Moments before voters streamed out to greet him, Rajamouli marveled at the appreciation North American audiences have shown for his actors. "I have seen so many people react to these two stars and they're saying, Ram Charan is so handsome, Tarak has such expressive eyes," he said, beaming. "They never, ever say 'this Indian star.' That says, I think, the Western audiences are ready to receive them in many, many more avatars than just 'RRR.'"

'I have to be there'

Traveling the U.S. with "RRR," Rajamouli learned how the film, his 12th feature, penetrated U.S. film culture. And he pondered more closely how Hollywood's way of moviemaking, with much shorter schedules and multiple filming units, differed from his own.

A meticulous storyboarder, Rajamouli says he and his team create extensive animated previsualizations after charting out the details of each hero moment, down to the direction that a character's hair might be blowing in the wind. He also breaks his script into "episodes" that are individually prepped and shot before moving onto the next block and starting the process again.

To achieve the staggering stunt sequence that opens "RRR," for example, in which Charan's Raju single-handedly fights his way through a mob of several hundred adversaries, production spent 10 days prepping and 20 days filming with director of photography K.K. Senthil Kumar, using the IMAX-certified Arri Alexa LF. The final "episode," capturing the "Naatu Naatu" dance sequence, took place at Mariinsky Palace in Kyiv, Ukraine, in 2021.

Rajamouli, who counts Cameron's "Terminator 2: Judgment Day" and Mel Gibson's "Braveheart" among his favorite films, prefers to direct every shot hands on, rather than rely on additional filming units. "I need to see what's happening," he said with a laugh. "The action sequences are my favorite. I have to be there. The dance sequences are my favorite. I have to be there. The performances are where the story is being built. I have to be there."

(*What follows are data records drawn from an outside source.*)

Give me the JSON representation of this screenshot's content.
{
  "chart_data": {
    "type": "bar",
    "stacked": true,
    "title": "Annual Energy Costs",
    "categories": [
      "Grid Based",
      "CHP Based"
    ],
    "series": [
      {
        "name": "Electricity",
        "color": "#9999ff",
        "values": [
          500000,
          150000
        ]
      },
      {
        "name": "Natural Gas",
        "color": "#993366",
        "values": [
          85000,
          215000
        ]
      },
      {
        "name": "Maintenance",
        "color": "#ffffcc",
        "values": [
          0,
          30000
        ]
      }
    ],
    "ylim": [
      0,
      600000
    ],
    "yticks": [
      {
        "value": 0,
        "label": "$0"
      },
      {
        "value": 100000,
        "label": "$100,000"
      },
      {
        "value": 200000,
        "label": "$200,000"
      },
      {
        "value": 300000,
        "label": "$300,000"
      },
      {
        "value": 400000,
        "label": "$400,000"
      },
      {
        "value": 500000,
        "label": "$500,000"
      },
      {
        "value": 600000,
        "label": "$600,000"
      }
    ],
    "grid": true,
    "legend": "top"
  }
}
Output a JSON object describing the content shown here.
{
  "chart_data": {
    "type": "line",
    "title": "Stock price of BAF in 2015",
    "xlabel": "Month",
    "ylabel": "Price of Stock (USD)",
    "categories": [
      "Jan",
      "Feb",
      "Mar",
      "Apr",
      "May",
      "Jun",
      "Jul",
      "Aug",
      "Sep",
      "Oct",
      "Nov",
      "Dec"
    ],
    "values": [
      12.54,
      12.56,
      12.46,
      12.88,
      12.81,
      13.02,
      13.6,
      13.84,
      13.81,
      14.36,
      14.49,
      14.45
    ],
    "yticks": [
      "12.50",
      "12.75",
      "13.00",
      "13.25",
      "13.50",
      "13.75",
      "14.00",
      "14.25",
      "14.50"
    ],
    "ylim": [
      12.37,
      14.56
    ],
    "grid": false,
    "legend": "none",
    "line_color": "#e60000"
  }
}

The specificity has made him wonder how easily he would transition into a Western way of working, although he isn't ruling it out. He would like to work with a Tom Cruise-type star one day, if the story was compelling enough. "I would love it. It's not that I wouldn't like to do it, but maybe in the future — at present, I don't think so."

Rajamouli, who signed with CAA in September, is in no hurry to make films outside of his home country. "I like telling stories about India," he said. "If people from other countries, other cultures, other languages come to know something about India through my films, I feel great about it. But that is not the intention that I started with. That is a byproduct."

An "RRR" sequel is in early development with his father, but it won't be Rajamouli's next project. Someday, he said, he also hopes to adapt the Sanskrit epic "Mahabharata" in his own style, a dream project he's been teasing for years.

Until then, he has the same persistent goal: "To keep telling stories," said Rajamouli. "If that is a goal, then every day I have that goal."